Wednesday, October 1, 2014

Embracing Shabbos- The real issue in discussing the Shabbos App


“LOL. My rabbi just misquoted a pasuk in his derasha.”

“Nisht Shabbos Geret. Are we going out later?”

“No one better say the score in the Alabama-LSU game. I recorded it and am watching it after Shabbos.”

When it comes to the new Shabbos App that will allow people to “halachically use a smartphone on Shabbos”, much more than halacha is really coming into play. Even if it can be argued that the app will avoid all Torah and rabbinical prohibitions (although I’m not sure why the concepts of “Zilzul Shabbos” and “Uvda D’chol” are being ignored), the narrowing of the discussion to purely halachic terms, and narrow ones at that, is dangerous, and, I would argue, contrary to the spirit of Torah.

Despite what Yeshayahu Leibowitz argued,Judaism is about  more than purely legal concepts. One does not have to wait until the Neviim Acharonim to see that there are theoretical and moral concepts that are discussed in the Torah in the narrative sections, as well as in many parts of Devarim. Indeed, the very concept of muktzeh is based, at least partially, on the idea of keeping Shabbos from being treated like every other day. Shabbos is about much more than an avoidance of melacha.

The developers of the app can certainly be applauded for trying to minimize chilul Shabbos, but I take issue with the idea that this app is in fact protecting Shabbos. To my mind, it plays into a mindset that sees Shabbos and indeed halacha itself, as a series of restrictions with which we must put up, and even then, only when we can not find a way out of there observance.

Many within the Modern Orthodox world, including myself, applaud the thinking of those like Rav Eliezer Berkowits and those who follow in his footsteps, in suggesting that halacha continues to be fresh and vibrant and, more importantly, alive. This is used to suggest a more activist role when it comes to interpreting Jewish law, suggesting changes that would permit more things, and give voice to the disenfranchised. It would be hypocritical to suggest that concepts and values can be used only to permit and never to prohibit. In other words, even if it was only Chazal who could technically establish something as a derabbonon, conceptually it should be possible by later halachic consensus.

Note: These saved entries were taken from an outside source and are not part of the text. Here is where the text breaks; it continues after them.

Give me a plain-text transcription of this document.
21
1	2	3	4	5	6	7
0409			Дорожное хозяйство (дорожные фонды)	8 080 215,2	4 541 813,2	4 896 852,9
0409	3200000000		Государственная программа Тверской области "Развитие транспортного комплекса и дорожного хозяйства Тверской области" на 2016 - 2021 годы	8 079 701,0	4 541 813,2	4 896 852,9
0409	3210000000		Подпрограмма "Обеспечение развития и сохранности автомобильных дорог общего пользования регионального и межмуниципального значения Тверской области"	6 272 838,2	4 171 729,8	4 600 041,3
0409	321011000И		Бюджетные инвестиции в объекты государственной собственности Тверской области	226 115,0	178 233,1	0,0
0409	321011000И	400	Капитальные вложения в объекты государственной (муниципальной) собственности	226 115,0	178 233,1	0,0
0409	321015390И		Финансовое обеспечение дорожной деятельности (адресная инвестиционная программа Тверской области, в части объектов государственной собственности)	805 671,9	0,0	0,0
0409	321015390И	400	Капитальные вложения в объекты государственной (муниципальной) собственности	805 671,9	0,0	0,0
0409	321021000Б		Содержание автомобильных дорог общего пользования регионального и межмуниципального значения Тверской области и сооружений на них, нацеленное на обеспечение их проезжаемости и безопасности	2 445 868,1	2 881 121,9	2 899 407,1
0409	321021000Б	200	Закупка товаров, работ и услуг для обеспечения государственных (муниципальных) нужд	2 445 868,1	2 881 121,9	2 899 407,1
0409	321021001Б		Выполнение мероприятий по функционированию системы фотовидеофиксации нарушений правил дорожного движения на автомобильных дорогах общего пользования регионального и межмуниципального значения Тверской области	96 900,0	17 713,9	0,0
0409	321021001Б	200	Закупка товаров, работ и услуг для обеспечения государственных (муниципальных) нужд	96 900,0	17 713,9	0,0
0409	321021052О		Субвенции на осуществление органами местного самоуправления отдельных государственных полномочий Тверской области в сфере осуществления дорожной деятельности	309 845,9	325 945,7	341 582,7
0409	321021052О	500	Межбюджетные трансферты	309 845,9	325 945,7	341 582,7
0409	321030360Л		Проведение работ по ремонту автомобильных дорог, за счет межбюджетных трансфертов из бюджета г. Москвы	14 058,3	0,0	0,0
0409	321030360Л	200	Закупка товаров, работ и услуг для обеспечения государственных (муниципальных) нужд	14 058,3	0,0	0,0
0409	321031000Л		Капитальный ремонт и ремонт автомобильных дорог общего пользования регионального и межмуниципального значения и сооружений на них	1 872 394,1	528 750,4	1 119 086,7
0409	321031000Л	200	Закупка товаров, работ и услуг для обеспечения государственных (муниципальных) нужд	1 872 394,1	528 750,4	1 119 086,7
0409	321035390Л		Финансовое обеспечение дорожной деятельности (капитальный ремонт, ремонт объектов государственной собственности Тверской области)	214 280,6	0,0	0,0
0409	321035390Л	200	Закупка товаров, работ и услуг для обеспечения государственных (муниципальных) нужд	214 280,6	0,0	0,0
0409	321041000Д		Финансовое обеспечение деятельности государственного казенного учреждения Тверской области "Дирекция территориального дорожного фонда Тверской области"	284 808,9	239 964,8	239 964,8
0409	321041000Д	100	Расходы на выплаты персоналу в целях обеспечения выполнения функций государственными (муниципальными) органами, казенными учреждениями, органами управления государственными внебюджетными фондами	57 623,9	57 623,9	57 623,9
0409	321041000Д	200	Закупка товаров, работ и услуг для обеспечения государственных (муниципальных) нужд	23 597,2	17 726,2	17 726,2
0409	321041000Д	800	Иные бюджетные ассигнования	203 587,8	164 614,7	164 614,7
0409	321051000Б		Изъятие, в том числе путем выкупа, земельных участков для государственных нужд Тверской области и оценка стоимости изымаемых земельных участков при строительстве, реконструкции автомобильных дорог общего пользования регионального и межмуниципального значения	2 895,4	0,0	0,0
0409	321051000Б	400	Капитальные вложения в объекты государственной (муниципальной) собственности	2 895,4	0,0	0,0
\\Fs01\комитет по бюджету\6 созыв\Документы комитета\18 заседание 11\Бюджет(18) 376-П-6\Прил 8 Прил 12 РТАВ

Of course, I’m not sure which should need to use such terms. In the end of the day, chipping away at the atmosphere of Shabbos comes with a price, one that we already see when it comes to those who are using these phones already without any “permissible” app. It seems to me that rather than chip away at things to make Shabbos “easier”, it is time to focus educationally and communally on the spirit of Shabbos, so that Shabbos will be embraced, rather than being  merely tolerated, or worse.

1 comment:

  1. Precisely! While growing up, we didn't use a Shabbos Elevator because it "wasn't shabbos'dik", while acknowledging that older people, or those who lived on the 15th Floor on the West Side, were fully entitled to make use of it, Ditto for the "grama-phone" for doctors. (Okay, so we didn't listen to the refrigerator to make sure it was on before opening it, despite there being a good chance the motor would soon come on if we rummaged around in there, since the motor starting was only a grama. The iceman was out of business by that time, and spoiled food is decidedly un-Shabbosdik...)
    I also heard in the name of a great man (possibly Rav Gustman) that part of the reason we do things like make tea in a "kli sheni", or put the water in first before the tea, etc., is simply to do things differently on Shabbos in recognition of Shabbos being different. (Similar to what you're mentioning about an underlying reason of muktza.) "Ve'Chibadeto maiAsos Derachecha..."
    I'm also not sure that one can have "menucha" if their phone keeps buzzing. Can they ever have that feeling of peace one feels when Shabbos descends over Yerushalayim, or other enclaves in Eretz Yisroel? I recall one Ba'al Teshuva describing his first Shabbat as a "mountaintop experience" - for these teenagers, it'll be a "corner in mid-Manhattan experience" instead... Appy, appy, appy!
    Rest your thumbs for 1 day, guys!